Carnival is a wonderful cultural phenomenon; a global spectacle that embodies the true spirt of a nation. It is a public celebration that, regardless of creed or persuasion, unifies a people and decrees that, come hell or high water there will be an almighty two and a half day mid-February frolic, with no exceptions
We ought to pledge our gratitude to The Romans for such conviviality, as it was their appetite for epic pre-Lent blowouts that made Carnival such a sacrosanct fixture in the Brazilian calendar. The word Carnival itself is derived from the Latin carnelevare, (to remove meat), which pertains to the more traditional ritual of fasting over a period of forty days and forty nights. But, at some point, Brazilians took it upon themselves to employ a little creative license and decided that this sacrifice ought to be marked by all-night-long street parades and outrageous costume parties. And for this, dear forefathers, we thank you.
Brazilians transformed this once solemn religious observance into a matter of global cultural interest. In short, Brazil taught the world how to party, rather than flip pancakes. That’s not to say, of course, that Carnival is an exclusively Brazilian affair, but you will be hard pushed to find another festival that manages to dominate the front pages of Fleet Street in such a vivacious fashion.
In Brazil the real impact of Carnaval is the unanimous and very public outpouring of pride and collective identity. It is a coordinated manifestation of all that it means to be Brazilian; I carnavalizar (yes they created a verb as well), therefore I am.
The regional differences within Brazil are equally intriguing, with music and costumes varying throughout the land. In the cultural epicenters of Rio de Janeiro and São Paulo the ground tremors to the march of the samba schools as they parade down the Sambadromes in search of the coveted carnival crown, whereas further north, cities such as Salvador and Recife insist that the party spills onto the streets.

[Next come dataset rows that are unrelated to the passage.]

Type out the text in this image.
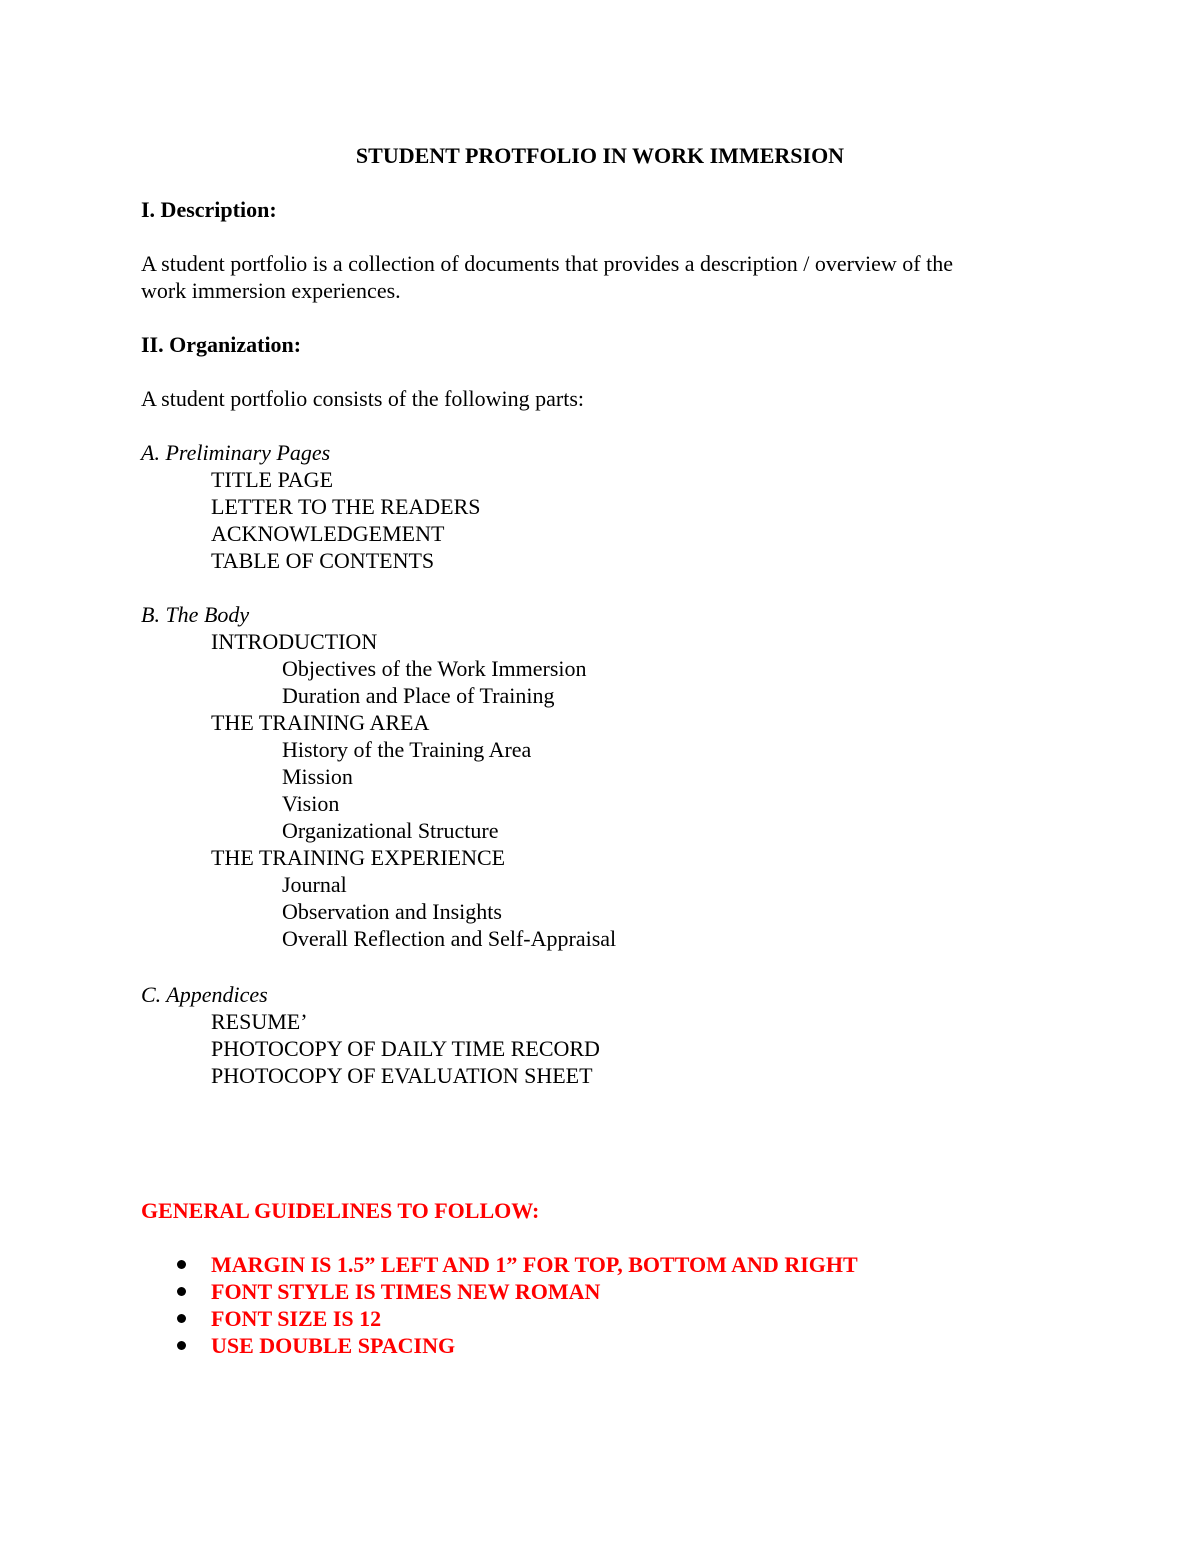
STUDENT PROTFOLIO IN WORK IMMERSION
I. Description:
A student portfolio is a collection of documents that provides a description / overview of the
work immersion experiences.
II. Organization:
A student portfolio consists of the following parts:
A. Preliminary Pages
TITLE PAGE
LETTER TO THE READERS
ACKNOWLEDGEMENT
TABLE OF CONTENTS
B. The Body
INTRODUCTION
Objectives of the Work Immersion
Duration and Place of Training
THE TRAINING AREA
History of the Training Area
Mission
Vision
Organizational Structure
THE TRAINING EXPERIENCE
Journal
Observation and Insights
Overall Reflection and Self-Appraisal
C. Appendices
RESUME’
PHOTOCOPY OF DAILY TIME RECORD
PHOTOCOPY OF EVALUATION SHEET
GENERAL GUIDELINES TO FOLLOW:
MARGIN IS 1.5” LEFT AND 1” FOR TOP, BOTTOM AND RIGHT
FONT STYLE IS TIMES NEW ROMAN
FONT SIZE IS 12
USE DOUBLE SPACING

The business of Carnival is just equally captivating. In 2011 Rio de Janeiro’s Carnival alone drew 4.9 million revelers to the cidade maravilhosa, 400,000 of them from overseas. Each year hundreds of thousands of tourists from up and down the country flood the party cities of Rio de Janeiro, São Paulo, Salvador and Recife, all in the search of extravagance, escapism and (ironically) a good steak.
It is not just a celebration; it is an industry, and an important one for an economy that has the potential to dance all night. But therein lies the dichotomy of this most sacred revelry. As if planned by a naughty schoolboy, Carnival barely allows the country to shrug off the hangover of yuletide indulgence – It is little surprise that locals often lament, “nothing happens until after Carnival”. Whist other cultures observe somewhat more sedate Shrovetide traditions, most of which omit public holidays I might add, Brazil grinds to a unified halt. Whether this is helpful or not is a matter of opinion.
What is not up for debate, however, is how significant Carnival is to the Brazilian people. So, whether you like to dance or not, it’s time to skip to the Brazilian beat as Carnival is here to stay (and if that isn’t a good reason for a party then I don’t know what is).